Symbolic Meaning of Hrungnir’s Heart
Based on the finds, some people have suggested an association between the symbol, and a death cult surrounding Odin. The connection seems less clear-cut to me, for example, the symbol adorning a ring doesn’t quite fit into this narrative.
Certainly though, from the mentioned runestones, there seems to be a link to Odin, and or death. On the Stora Hammars I stone, there is a scene that seems to depict the ritualistic killing of a person. Above him are a couple of birds which one might call raven-like. In several myths Odin will be associated with his ravens and they are seen as apparitions of him.
In the Tängelgårda image stone, there is a man on a horse, and the triangular symbols are beneath the horse. The man on the horse is holding a shield adorned with what might look like three horns of Odin.
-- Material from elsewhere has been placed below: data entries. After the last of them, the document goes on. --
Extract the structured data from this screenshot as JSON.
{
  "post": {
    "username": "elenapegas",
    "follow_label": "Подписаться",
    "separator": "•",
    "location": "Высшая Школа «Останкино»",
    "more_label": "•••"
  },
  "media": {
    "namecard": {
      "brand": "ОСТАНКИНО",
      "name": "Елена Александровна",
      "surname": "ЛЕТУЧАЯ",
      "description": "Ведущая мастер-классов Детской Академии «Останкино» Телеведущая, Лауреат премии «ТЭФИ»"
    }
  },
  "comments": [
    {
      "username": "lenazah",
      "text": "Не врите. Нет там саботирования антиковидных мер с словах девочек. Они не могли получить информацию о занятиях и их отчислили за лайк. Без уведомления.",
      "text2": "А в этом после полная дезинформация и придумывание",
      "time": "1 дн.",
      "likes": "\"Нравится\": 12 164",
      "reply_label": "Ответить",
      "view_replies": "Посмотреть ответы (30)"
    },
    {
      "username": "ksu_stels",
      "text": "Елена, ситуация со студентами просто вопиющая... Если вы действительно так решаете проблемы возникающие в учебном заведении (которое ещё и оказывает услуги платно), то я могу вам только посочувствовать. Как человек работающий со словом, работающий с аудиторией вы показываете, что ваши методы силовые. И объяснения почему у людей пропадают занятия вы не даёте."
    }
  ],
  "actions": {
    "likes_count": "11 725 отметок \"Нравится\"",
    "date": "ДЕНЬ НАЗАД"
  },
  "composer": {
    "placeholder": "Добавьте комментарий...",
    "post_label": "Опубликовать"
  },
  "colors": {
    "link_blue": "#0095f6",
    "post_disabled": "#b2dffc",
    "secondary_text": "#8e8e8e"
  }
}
The horse might be Sleipnir and the man could very well be Odin.
Personally, based on the symbol also having been found on artifacts from the Oseberg burial ship and a personal jewelry item like a ring, I think there might be some other meaning behind it.
Hrungnir’s heart symbol for the cycle of life and death
Given the triangular symbol commonly known as Valknut is in fact the symbol Snorri refers to as Hrungnir’s heart, maybe that also points to its symbolism.
Central to Norse mythology is the concept of cycles of life. This extends to life and death, and the afterlife of humans, to Ragnarök, and the world prophesied to rise from the ashes of the old. The interlinked triangles in the Hrungnir’s heart symbol might be a great representation of that. Everything goes around and around in cycles.
On a more basic level, it could have been associated with bravery, specifically in meeting death. To the people of the Viking Age, death was really just the start of a journey to the afterlife. That could also be a very individual journey, depending on how you died. Maybe a Hrungnir’s heart symbol could help one on that journey. In the same way, a warrior or king might have a ring with the same symbol when riding into battle.
The sad, or fascinating truth is that we will likely never know exactly what the symbol meant in its time. Anyone claiming otherwise doesn’t have any good facts to back up their claims.
Frequently Asked Questions
The actual Valknut symbol is a square with twisted loops at each corner, similar to the Bowen knot.
Hrungnir was a stone jötun (giant) in Norse mythology, known for his duel with Thor and his unwavering heart.
Often associated with Odin, Hrungnir’s Heart represents life, death, and rebirth cycles. It’s also linked to honor, bravery, and possibly the journey after death.